Associate | Global Litigation
In May 2023, the shareholder advocacy group Australasian Centre for Corporate Responsibility (ACCR), HSBC Global Asset Management (UK) Limited and Amundi Asset Management filed shareholder resolutions pressing Japanese power company Electric Power Development Co., Ltd., known as J-Power, to take action to reduce greenhouse gas emissions and to include disclosures in its annual reporting detailing both the company’s plans and progress on GHG emissions and its policies linking compensation to achieving its emissions targets. Shareholders will consider the resolutions at the company’s annual general meeting scheduled for June 28, 2023.
The first resolution would require J-Power, Japan’s sixth largest energy utility company and the country’s largest operator of coal-fired power stations, to set and disclose science-based short- and medium-term emissions reduction targets aligned with the Paris Agreement, and to report on its progress against these goals. In presenting the resolution, the investor group noted that while J-Power does have a stated objective to achieve carbon neutrality by 2050, it has not yet set emissions targets in line with that goal, and in particular it has not provided any schedule for the retirement of its coal-fired power plants.
The second resolution would require J-Power to disclose in its annual reporting how remuneration is linked to progress toward emissions reduction targets, noting that the investors considered a direct link between executive compensation and the achievement of those targets to be important to incentivizing management performance and protecting corporate value.
The resolutions are also reportedly supported by Man Group. The three asset managers, which together have nearly $3 trillion in assets under management, filed a similar resolution with J-Power in 2022, calling it the first climate-related proposal by an institutional investor group to a Japanese company.

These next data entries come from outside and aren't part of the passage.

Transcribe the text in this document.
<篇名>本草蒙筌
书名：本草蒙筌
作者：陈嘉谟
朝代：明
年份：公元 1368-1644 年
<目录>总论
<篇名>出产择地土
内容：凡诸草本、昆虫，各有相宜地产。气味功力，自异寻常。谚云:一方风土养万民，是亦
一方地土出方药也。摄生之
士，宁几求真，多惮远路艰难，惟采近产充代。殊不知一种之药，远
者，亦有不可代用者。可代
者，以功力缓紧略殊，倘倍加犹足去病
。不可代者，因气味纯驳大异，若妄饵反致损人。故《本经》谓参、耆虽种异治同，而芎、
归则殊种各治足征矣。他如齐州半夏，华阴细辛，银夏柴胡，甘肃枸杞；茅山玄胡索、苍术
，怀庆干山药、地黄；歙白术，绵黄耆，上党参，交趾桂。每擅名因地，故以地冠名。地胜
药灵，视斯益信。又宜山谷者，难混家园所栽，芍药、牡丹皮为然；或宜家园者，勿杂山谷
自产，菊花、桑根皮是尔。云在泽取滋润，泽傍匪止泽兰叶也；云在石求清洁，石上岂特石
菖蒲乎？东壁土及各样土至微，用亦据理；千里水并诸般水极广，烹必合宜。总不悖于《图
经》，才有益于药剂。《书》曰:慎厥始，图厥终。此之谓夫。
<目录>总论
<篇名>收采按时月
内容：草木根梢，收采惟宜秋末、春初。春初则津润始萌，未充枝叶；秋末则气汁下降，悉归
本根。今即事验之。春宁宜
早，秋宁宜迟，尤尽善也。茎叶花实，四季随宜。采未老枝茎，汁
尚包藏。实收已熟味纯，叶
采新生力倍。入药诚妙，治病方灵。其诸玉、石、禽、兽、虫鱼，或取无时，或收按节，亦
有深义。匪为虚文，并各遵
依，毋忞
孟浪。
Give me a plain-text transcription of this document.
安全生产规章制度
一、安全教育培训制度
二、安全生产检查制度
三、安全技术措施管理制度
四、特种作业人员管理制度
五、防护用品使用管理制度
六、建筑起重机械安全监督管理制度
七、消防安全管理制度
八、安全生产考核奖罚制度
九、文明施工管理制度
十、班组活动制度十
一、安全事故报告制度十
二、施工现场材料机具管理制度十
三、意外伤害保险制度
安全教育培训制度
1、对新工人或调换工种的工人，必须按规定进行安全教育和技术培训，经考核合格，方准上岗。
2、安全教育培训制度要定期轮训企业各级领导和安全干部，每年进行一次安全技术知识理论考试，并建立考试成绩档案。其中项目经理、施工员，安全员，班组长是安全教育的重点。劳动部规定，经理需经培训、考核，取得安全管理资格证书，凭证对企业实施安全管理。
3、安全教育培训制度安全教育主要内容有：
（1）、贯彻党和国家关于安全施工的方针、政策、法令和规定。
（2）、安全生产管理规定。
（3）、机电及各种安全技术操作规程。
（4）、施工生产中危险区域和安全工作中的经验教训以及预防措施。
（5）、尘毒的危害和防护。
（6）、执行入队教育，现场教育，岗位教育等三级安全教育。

J-Power promised to “carefully consider” this year’s proposals and will disclose the opinions of the directors in due course.
Taking the Temperature: The shareholder resolutions co-filed by ACCR, HSBC and Amundi reflect a global trend characterized by increasing climate-focused shareholder activity. While the trend has been predominant among investors in their home territory, their focus is increasingly turning to making an impact in foreign jurisdictions, including Japan. Last year, Sumitomo Corp faced shareholder-initiated climate resolutions. And in April of this year, climate advocacy organizations submitted climate-related shareholder resolutions for consideration to some of the largest Tokyo-listed public companies, including Sumitomo Mitsui Financial Group (SMFG), Tokyo Electric Power (Tepco), and Mitsubishi Corp.
The oil and gas sector has been a particular area of focus. Somewhat predictably, fossil fuel-generated energy has also been a lightning rod for climate-related litigation, regulation, and partisan political pressure, predominantly, but not exclusively, in the U.S.